Much of Canada’s newspaper media are going to be putting up online paywalls in 2013. It is tough to make a go of it in the newspaper biz these days and the publishers are opting for Press+ and its imitators.
What a paywall does is trade influence for revenue. Which, may or may not make sense for any given media property. But what it certainly does is create market opportunities for other information providers.
Realistically, an awful lot of newspaper content is coming off wire services these days and that means it can be accessed via Google News and a host of other aggregators. As well, public sources like the BBC and the CBC are unlikely to be paywalled. So basic news will remain free.
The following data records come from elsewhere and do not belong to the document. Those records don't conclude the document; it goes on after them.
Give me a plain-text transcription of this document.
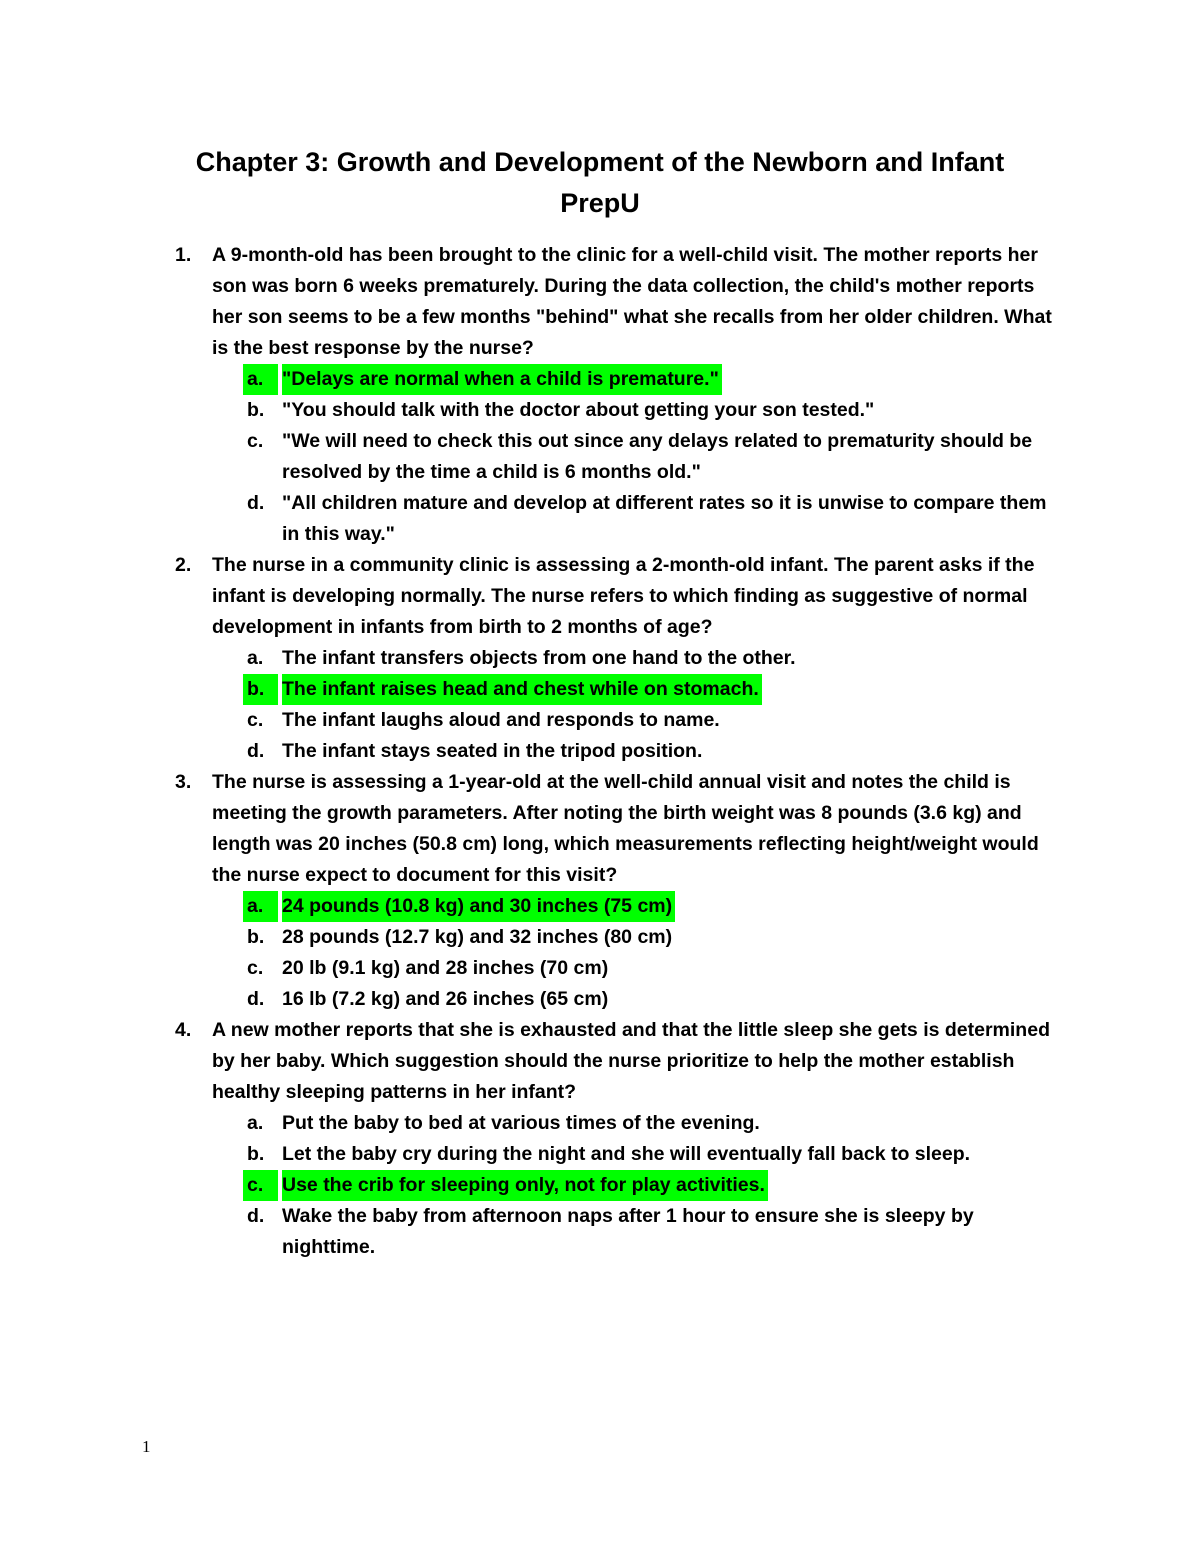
Chapter 3: Growth and Development of the Newborn and Infant
PrepU
1.	A 9-month-old has been brought to the clinic for a well-child visit. The mother reports her son was born 6 weeks prematurely. During the data collection, the child's mother reports her son seems to be a few months "behind" what she recalls from her older children. What is the best response by the nurse?
a. "Delays are normal when a child is premature."
b. "You should talk with the doctor about getting your son tested."
c. "We will need to check this out since any delays related to prematurity should be resolved by the time a child is 6 months old."
d. "All children mature and develop at different rates so it is unwise to compare them in this way."
2.	The nurse in a community clinic is assessing a 2-month-old infant. The parent asks if the infant is developing normally. The nurse refers to which finding as suggestive of normal development in infants from birth to 2 months of age?
a. The infant transfers objects from one hand to the other.
b. The infant raises head and chest while on stomach.
c. The infant laughs aloud and responds to name.
d. The infant stays seated in the tripod position.
3.	The nurse is assessing a 1-year-old at the well-child annual visit and notes the child is meeting the growth parameters. After noting the birth weight was 8 pounds (3.6 kg) and length was 20 inches (50.8 cm) long, which measurements reflecting height/weight would the nurse expect to document for this visit?
a. 24 pounds (10.8 kg) and 30 inches (75 cm)
b. 28 pounds (12.7 kg) and 32 inches (80 cm)
c. 20 lb (9.1 kg) and 28 inches (70 cm)
d. 16 lb (7.2 kg) and 26 inches (65 cm)
4.	A new mother reports that she is exhausted and that the little sleep she gets is determined by her baby. Which suggestion should the nurse prioritize to help the mother establish healthy sleeping patterns in her infant?
a. Put the baby to bed at various times of the evening.
b. Let the baby cry during the night and she will eventually fall back to sleep.
c. Use the crib for sleeping only, not for play activities.
d. Wake the baby from afternoon naps after 1 hour to ensure she is sleepy by nighttime.
1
But what about the rest of the paper – editorial, columnists and such like? Well, I have been surviving without Mr. Simpson and Ms. Wente quite nicely. In fact, there are really very few columnists whose writing is even slightly compelling. Editorials? Mainly predictable and rarely insightful.
More importantly, if I want opinion it is all over the net.
What MSM is about to find out is that its influence depends on its traffic and, with a paywall, that traffic is going to drop. Fast.
The smarter media will take advantage of this. There are, frankly, better ways of making money online than putting up a paywall.
The best editorial comment is still found on blogs, not in newspapers. Can’t see why I’d want to pay for a second rate product when the best one is free. If anything, I’d rather hit the tip jars of the good bloggers.